I open the passenger door and crawl over Kate’s body, the time too short for her to unbuckle and move over, the truck’s headlights illuminating my mother, and her chase. Pulling the door shut, I hit the door’s lock, my knee bumping into Kate’s midsection, her breath wheezing out in a painful huff. “Sorry,” I mutter, my butt finally hitting the seat. “Go!” I elbow Mark and he only chuckles, shifting the truck into reverse, his elbow all in my personal space.

“Who’s the crazy woman?” Kate stage-whispers, her body pressed away from the window, the scent of her perfume overwhelmingly sweet. My mom bangs on the glass and jogs with us as we roll backward, out of the driveway. She stops at the base of it, her eyes on mine, the connection broken by Kate’s curls, her face turning to me, a smudge of lipstick against her front teeth.

“It’s my mom.” I say quietly, sitting back, my hands searching for the belt buckle. “You guys have good timing.” I turn in the seat and look through the back window, her body shrinking as we pull away, and I suppose I should be grateful she doesn’t chase us by car.

“Oh.” Kate slumps against the vinyl. “I’m sorry. I didn’t mean crazy in a bad way.”

“It’s fine.” Crazy just defines a person you don’t understand. “You can turn right up ahead, it makes a big loop and circles back.”

“Circles back?” Mark glances at his watch. “The movie starts in thirty minutes.”

“I’m not going to the movie.” If this was a novel, I’d draw a big fact line through that statement, with the words REPETITIVE in angry text above their vowels. Next to Mark’s character description, I’d add ‘stupid-head’, for no other reason than to make Bethany, wherever she may be, giggle.

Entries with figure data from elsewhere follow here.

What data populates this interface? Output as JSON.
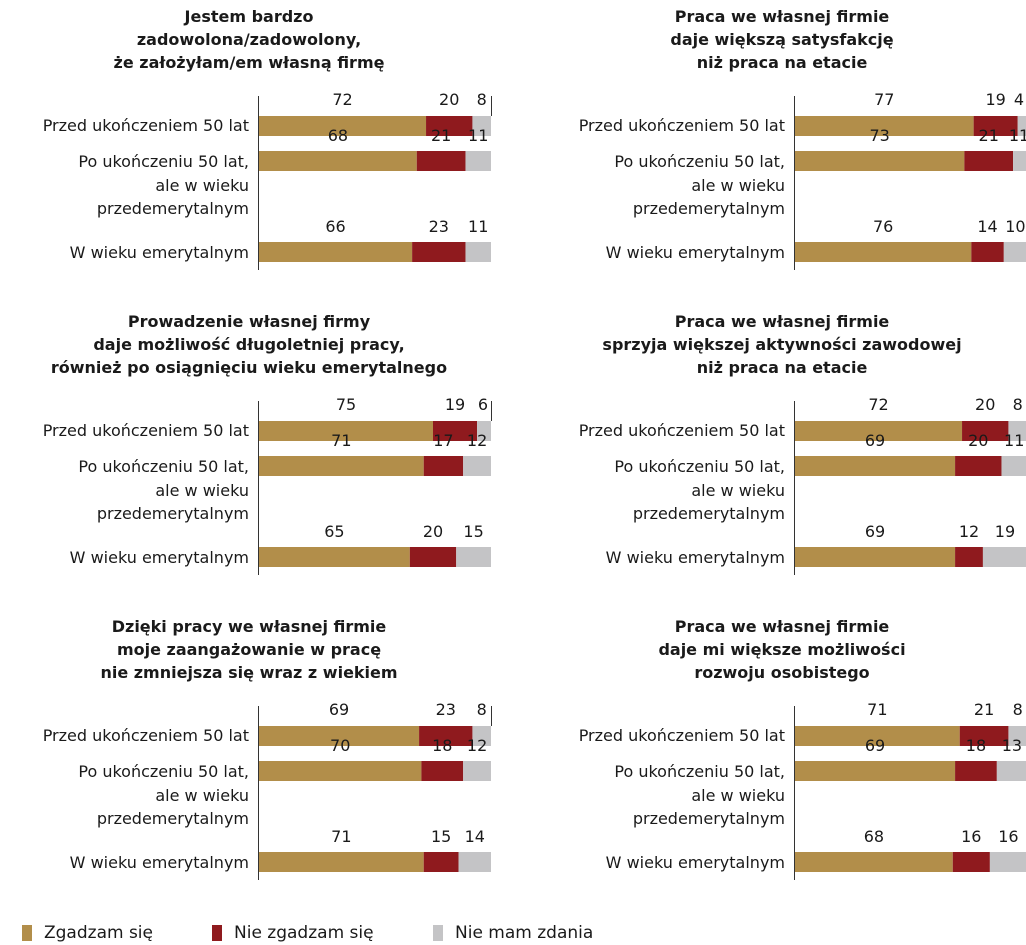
{
  "legend": {
    "agree": "Zgadzam się",
    "disagree": "Nie zgadzam się",
    "no_opinion": "Nie mam zdania"
  },
  "colors": {
    "agree": "#B28E4A",
    "disagree": "#8F1A1E",
    "no_opinion": "#C4C4C6"
  },
  "chart_data": [
    {
      "type": "bar",
      "stacked": true,
      "orientation": "horizontal",
      "title": [
        "Jestem bardzo",
        "zadowolona/zadowolony,",
        "że założyłam/em własną firmę"
      ],
      "categories": [
        [
          "Przed ukończeniem 50 lat"
        ],
        [
          "Po ukończeniu 50 lat,",
          "ale w wieku",
          "przedemerytalnym"
        ],
        [
          "W wieku emerytalnym"
        ]
      ],
      "series": [
        {
          "name": "Zgadzam się",
          "values": [
            72,
            68,
            66
          ]
        },
        {
          "name": "Nie zgadzam się",
          "values": [
            20,
            21,
            23
          ]
        },
        {
          "name": "Nie mam zdania",
          "values": [
            8,
            11,
            11
          ]
        }
      ],
      "xlim": [
        0,
        100
      ]
    },
    {
      "type": "bar",
      "stacked": true,
      "orientation": "horizontal",
      "title": [
        "Praca we własnej firmie",
        "daje większą satysfakcję",
        "niż praca na etacie"
      ],
      "categories": [
        [
          "Przed ukończeniem 50 lat"
        ],
        [
          "Po ukończeniu 50 lat,",
          "ale w wieku",
          "przedemerytalnym"
        ],
        [
          "W wieku emerytalnym"
        ]
      ],
      "series": [
        {
          "name": "Zgadzam się",
          "values": [
            77,
            73,
            76
          ]
        },
        {
          "name": "Nie zgadzam się",
          "values": [
            19,
            21,
            14
          ]
        },
        {
          "name": "Nie mam zdania",
          "values": [
            4,
            11,
            10
          ]
        }
      ],
      "xlim": [
        0,
        100
      ]
    },
    {
      "type": "bar",
      "stacked": true,
      "orientation": "horizontal",
      "title": [
        "Prowadzenie własnej firmy",
        "daje możliwość długoletniej pracy,",
        "również po osiągnięciu wieku emerytalnego"
      ],
      "categories": [
        [
          "Przed ukończeniem 50 lat"
        ],
        [
          "Po ukończeniu 50 lat,",
          "ale w wieku",
          "przedemerytalnym"
        ],
        [
          "W wieku emerytalnym"
        ]
      ],
      "series": [
        {
          "name": "Zgadzam się",
          "values": [
            75,
            71,
            65
          ]
        },
        {
          "name": "Nie zgadzam się",
          "values": [
            19,
            17,
            20
          ]
        },
        {
          "name": "Nie mam zdania",
          "values": [
            6,
            12,
            15
          ]
        }
      ],
      "xlim": [
        0,
        100
      ]
    },
    {
      "type": "bar",
      "stacked": true,
      "orientation": "horizontal",
      "title": [
        "Praca we własnej firmie",
        "sprzyja większej aktywności zawodowej",
        "niż praca na etacie"
      ],
      "categories": [
        [
          "Przed ukończeniem 50 lat"
        ],
        [
          "Po ukończeniu 50 lat,",
          "ale w wieku",
          "przedemerytalnym"
        ],
        [
          "W wieku emerytalnym"
        ]
      ],
      "series": [
        {
          "name": "Zgadzam się",
          "values": [
            72,
            69,
            69
          ]
        },
        {
          "name": "Nie zgadzam się",
          "values": [
            20,
            20,
            12
          ]
        },
        {
          "name": "Nie mam zdania",
          "values": [
            8,
            11,
            19
          ]
        }
      ],
      "xlim": [
        0,
        100
      ]
    },
    {
      "type": "bar",
      "stacked": true,
      "orientation": "horizontal",
      "title": [
        "Dzięki pracy we własnej firmie",
        "moje zaangażowanie w pracę",
        "nie zmniejsza się wraz z wiekiem"
      ],
      "categories": [
        [
          "Przed ukończeniem 50 lat"
        ],
        [
          "Po ukończeniu 50 lat,",
          "ale w wieku",
          "przedemerytalnym"
        ],
        [
          "W wieku emerytalnym"
        ]
      ],
      "series": [
        {
          "name": "Zgadzam się",
          "values": [
            69,
            70,
            71
          ]
        },
        {
          "name": "Nie zgadzam się",
          "values": [
            23,
            18,
            15
          ]
        },
        {
          "name": "Nie mam zdania",
          "values": [
            8,
            12,
            14
          ]
        }
      ],
      "xlim": [
        0,
        100
      ]
    },
    {
      "type": "bar",
      "stacked": true,
      "orientation": "horizontal",
      "title": [
        "Praca we własnej firmie",
        "daje mi większe możliwości",
        "rozwoju osobistego"
      ],
      "categories": [
        [
          "Przed ukończeniem 50 lat"
        ],
        [
          "Po ukończeniu 50 lat,",
          "ale w wieku",
          "przedemerytalnym"
        ],
        [
          "W wieku emerytalnym"
        ]
      ],
      "series": [
        {
          "name": "Zgadzam się",
          "values": [
            71,
            69,
            68
          ]
        },
        {
          "name": "Nie zgadzam się",
          "values": [
            21,
            18,
            16
          ]
        },
        {
          "name": "Nie mam zdania",
          "values": [
            8,
            13,
            16
          ]
        }
      ],
      "xlim": [
        0,
        100
      ]
    }
  ]
}
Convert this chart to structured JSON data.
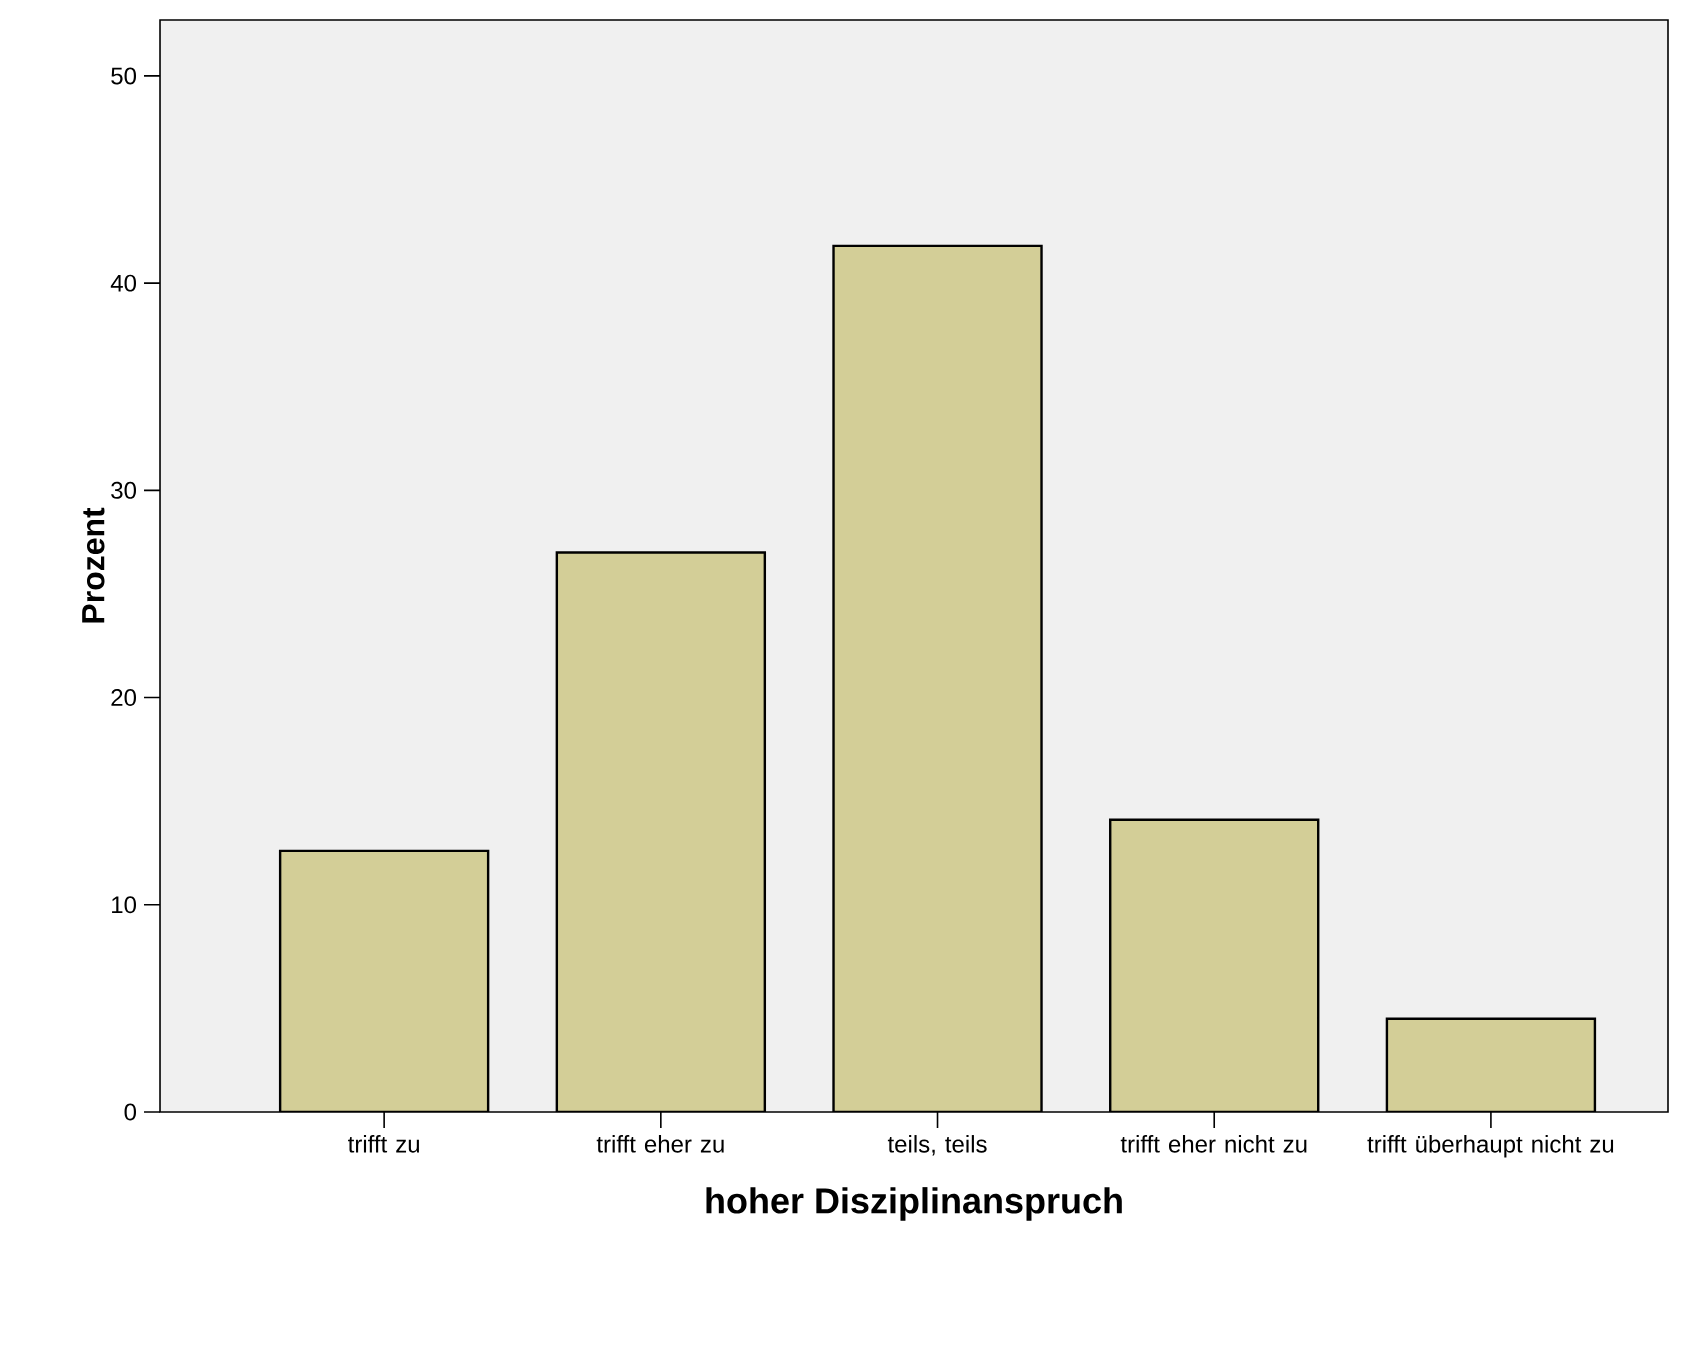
{
  "chart_data": {
    "type": "bar",
    "xlabel": "hoher Disziplinanspruch",
    "ylabel": "Prozent",
    "categories": [
      "trifft zu",
      "trifft eher zu",
      "teils, teils",
      "trifft eher nicht zu",
      "trifft überhaupt nicht zu"
    ],
    "values": [
      12.6,
      27.0,
      41.8,
      14.1,
      4.5
    ],
    "color": "#d3ce97",
    "ylim": [
      0,
      52.7
    ],
    "yticks": [
      0,
      10,
      20,
      30,
      40,
      50
    ]
  }
}
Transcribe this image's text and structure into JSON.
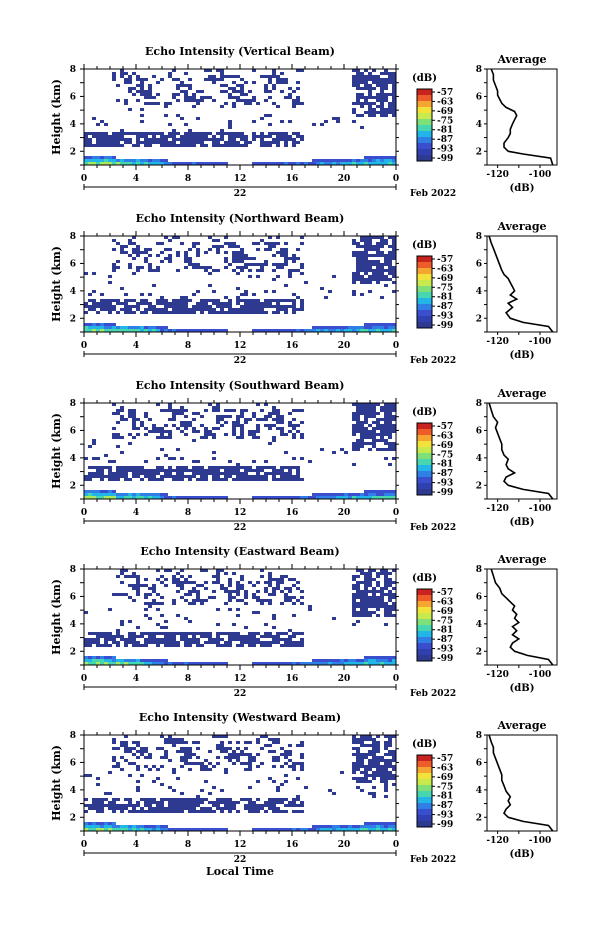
{
  "figure": {
    "xlabel": "Local Time",
    "date_label": "22",
    "month_year": "Feb 2022"
  },
  "chart_data": [
    {
      "type": "heatmap",
      "title": "Echo Intensity (Vertical Beam)",
      "ylabel": "Height (km)",
      "x_ticks": [
        "0",
        "4",
        "8",
        "12",
        "16",
        "20",
        "0"
      ],
      "xlim": [
        0,
        24
      ],
      "y_ticks": [
        "2",
        "4",
        "6",
        "8"
      ],
      "ylim": [
        1,
        8
      ],
      "colorbar": {
        "unit": "(dB)",
        "labels": [
          "-57",
          "-63",
          "-69",
          "-75",
          "-81",
          "-87",
          "-93",
          "-99"
        ]
      },
      "profile": {
        "title": "Average",
        "xlabel": "(dB)",
        "x_ticks": [
          "-120",
          "-100"
        ],
        "xlim": [
          -125,
          -92
        ],
        "y": [
          1.0,
          1.5,
          1.8,
          2.0,
          2.3,
          2.6,
          2.8,
          3.0,
          3.3,
          3.6,
          4.0,
          4.3,
          4.6,
          4.9,
          5.2,
          5.5,
          5.8,
          6.1,
          6.4,
          6.8,
          7.2,
          7.6,
          8.0
        ],
        "values": [
          -94,
          -95,
          -108,
          -115,
          -117,
          -117,
          -116,
          -115,
          -114,
          -114,
          -113,
          -112,
          -111,
          -112,
          -116,
          -118,
          -119,
          -120,
          -120,
          -121,
          -122,
          -122,
          -123
        ]
      }
    },
    {
      "type": "heatmap",
      "title": "Echo Intensity (Northward Beam)",
      "ylabel": "Height (km)",
      "x_ticks": [
        "0",
        "4",
        "8",
        "12",
        "16",
        "20",
        "0"
      ],
      "xlim": [
        0,
        24
      ],
      "y_ticks": [
        "2",
        "4",
        "6",
        "8"
      ],
      "ylim": [
        1,
        8
      ],
      "colorbar": {
        "unit": "(dB)",
        "labels": [
          "-57",
          "-63",
          "-69",
          "-75",
          "-81",
          "-87",
          "-93",
          "-99"
        ]
      },
      "profile": {
        "title": "Average",
        "xlabel": "(dB)",
        "x_ticks": [
          "-120",
          "-100"
        ],
        "xlim": [
          -125,
          -92
        ],
        "y": [
          1.0,
          1.4,
          1.7,
          2.0,
          2.4,
          2.8,
          3.1,
          3.4,
          3.7,
          4.0,
          4.3,
          4.6,
          4.9,
          5.2,
          5.5,
          5.9,
          6.3,
          6.7,
          7.1,
          7.5,
          8.0
        ],
        "values": [
          -94,
          -96,
          -108,
          -114,
          -116,
          -113,
          -115,
          -111,
          -114,
          -112,
          -113,
          -114,
          -115,
          -117,
          -118,
          -119,
          -120,
          -121,
          -122,
          -123,
          -124
        ]
      }
    },
    {
      "type": "heatmap",
      "title": "Echo Intensity (Southward Beam)",
      "ylabel": "Height (km)",
      "x_ticks": [
        "0",
        "4",
        "8",
        "12",
        "16",
        "20",
        "0"
      ],
      "xlim": [
        0,
        24
      ],
      "y_ticks": [
        "2",
        "4",
        "6",
        "8"
      ],
      "ylim": [
        1,
        8
      ],
      "colorbar": {
        "unit": "(dB)",
        "labels": [
          "-57",
          "-63",
          "-69",
          "-75",
          "-81",
          "-87",
          "-93",
          "-99"
        ]
      },
      "profile": {
        "title": "Average",
        "xlabel": "(dB)",
        "x_ticks": [
          "-120",
          "-100"
        ],
        "xlim": [
          -125,
          -92
        ],
        "y": [
          1.0,
          1.4,
          1.7,
          2.0,
          2.3,
          2.6,
          2.9,
          3.2,
          3.5,
          3.9,
          4.2,
          4.6,
          5.0,
          5.4,
          5.8,
          6.2,
          6.6,
          7.0,
          7.5,
          8.0
        ],
        "values": [
          -94,
          -96,
          -108,
          -115,
          -117,
          -116,
          -112,
          -115,
          -116,
          -115,
          -117,
          -118,
          -118,
          -119,
          -120,
          -121,
          -120,
          -122,
          -123,
          -124
        ]
      }
    },
    {
      "type": "heatmap",
      "title": "Echo Intensity (Eastward Beam)",
      "ylabel": "Height (km)",
      "x_ticks": [
        "0",
        "4",
        "8",
        "12",
        "16",
        "20",
        "0"
      ],
      "xlim": [
        0,
        24
      ],
      "y_ticks": [
        "2",
        "4",
        "6",
        "8"
      ],
      "ylim": [
        1,
        8
      ],
      "colorbar": {
        "unit": "(dB)",
        "labels": [
          "-57",
          "-63",
          "-69",
          "-75",
          "-81",
          "-87",
          "-93",
          "-99"
        ]
      },
      "profile": {
        "title": "Average",
        "xlabel": "(dB)",
        "x_ticks": [
          "-120",
          "-100"
        ],
        "xlim": [
          -125,
          -92
        ],
        "y": [
          1.0,
          1.4,
          1.7,
          2.0,
          2.3,
          2.6,
          2.9,
          3.2,
          3.5,
          3.8,
          4.1,
          4.4,
          4.7,
          5.0,
          5.3,
          5.6,
          5.9,
          6.2,
          6.6,
          7.0,
          7.5,
          8.0
        ],
        "values": [
          -94,
          -96,
          -106,
          -112,
          -114,
          -113,
          -110,
          -113,
          -111,
          -113,
          -110,
          -112,
          -111,
          -113,
          -112,
          -114,
          -116,
          -118,
          -119,
          -121,
          -122,
          -123
        ]
      }
    },
    {
      "type": "heatmap",
      "title": "Echo Intensity (Westward Beam)",
      "ylabel": "Height (km)",
      "x_ticks": [
        "0",
        "4",
        "8",
        "12",
        "16",
        "20",
        "0"
      ],
      "xlim": [
        0,
        24
      ],
      "y_ticks": [
        "2",
        "4",
        "6",
        "8"
      ],
      "ylim": [
        1,
        8
      ],
      "colorbar": {
        "unit": "(dB)",
        "labels": [
          "-57",
          "-63",
          "-69",
          "-75",
          "-81",
          "-87",
          "-93",
          "-99"
        ]
      },
      "profile": {
        "title": "Average",
        "xlabel": "(dB)",
        "x_ticks": [
          "-120",
          "-100"
        ],
        "xlim": [
          -125,
          -92
        ],
        "y": [
          1.0,
          1.4,
          1.7,
          2.0,
          2.3,
          2.6,
          2.9,
          3.2,
          3.5,
          3.9,
          4.3,
          4.7,
          5.1,
          5.5,
          5.9,
          6.3,
          6.7,
          7.1,
          7.5,
          8.0
        ],
        "values": [
          -94,
          -96,
          -108,
          -115,
          -117,
          -116,
          -114,
          -115,
          -114,
          -116,
          -117,
          -118,
          -118,
          -119,
          -120,
          -121,
          -122,
          -122,
          -123,
          -124
        ]
      }
    }
  ]
}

“That’s why we were coming,” Kate pipes in, and if there was any perfume left in that bottle once she got done with it, I’d be shocked. “To pick you up!”

“And you’re already here in the truck.” Mark says the words gravely, as if my physical presence means absolutely anything at all. “I don’t really have time to go all the way back to your house.” He looks at me and winces, an overly dramatic gesture that conveys zero remorse.

“Oh please.” I fold my arms across my chest. “This is ridiculous. We’re barely out of the neighborhood and I’m in pajamas, for God’s sake.” Bethany, sitting at her desk. Pajama onesie, a dinosaur print along the length of her leg.

“And socks,” Kate supplies unhelpfully.

“And socks,” Mark repeats, in a tone designed to irritate.

“And socks.” I intone. “Pajamas and socks. So I can’t go anywhere but back to my house. No movie.”

“It’s got Matthew McConaughey in it.” Kate digs around at her feet and produces a purse, one big enough to hold a bowling ball, should that activity also be on the agenda.

“Good for him.”

“And action,” Mark points out. “Very manly action.”

“Anddddd….” Kate finds what she is looking for and pulls a handful of chocolate out of her purse. “I’ve got candy!”

“Illegal candy.” I frown. “That’s against the rules.”

“What rules?” She stops, halfway through opening a bag of M&Ms, the foreshadow to a mess of dropped tiny melted chocolates inside her purse.

“The theater rules.” I may not have been to a movie in five years, but I’m fairly certain that their business model hasn’t changed. Ticket prices cover the movies. Profit comes from concessions. I tilt my head and see the edge of a Ziploc freezer bag. “What’s that?”

“Nothing.” Her hand closes on the top of the bag, clenching it shut. “Are you this way—your way, I mean—about all rules? I thought it was just your own.”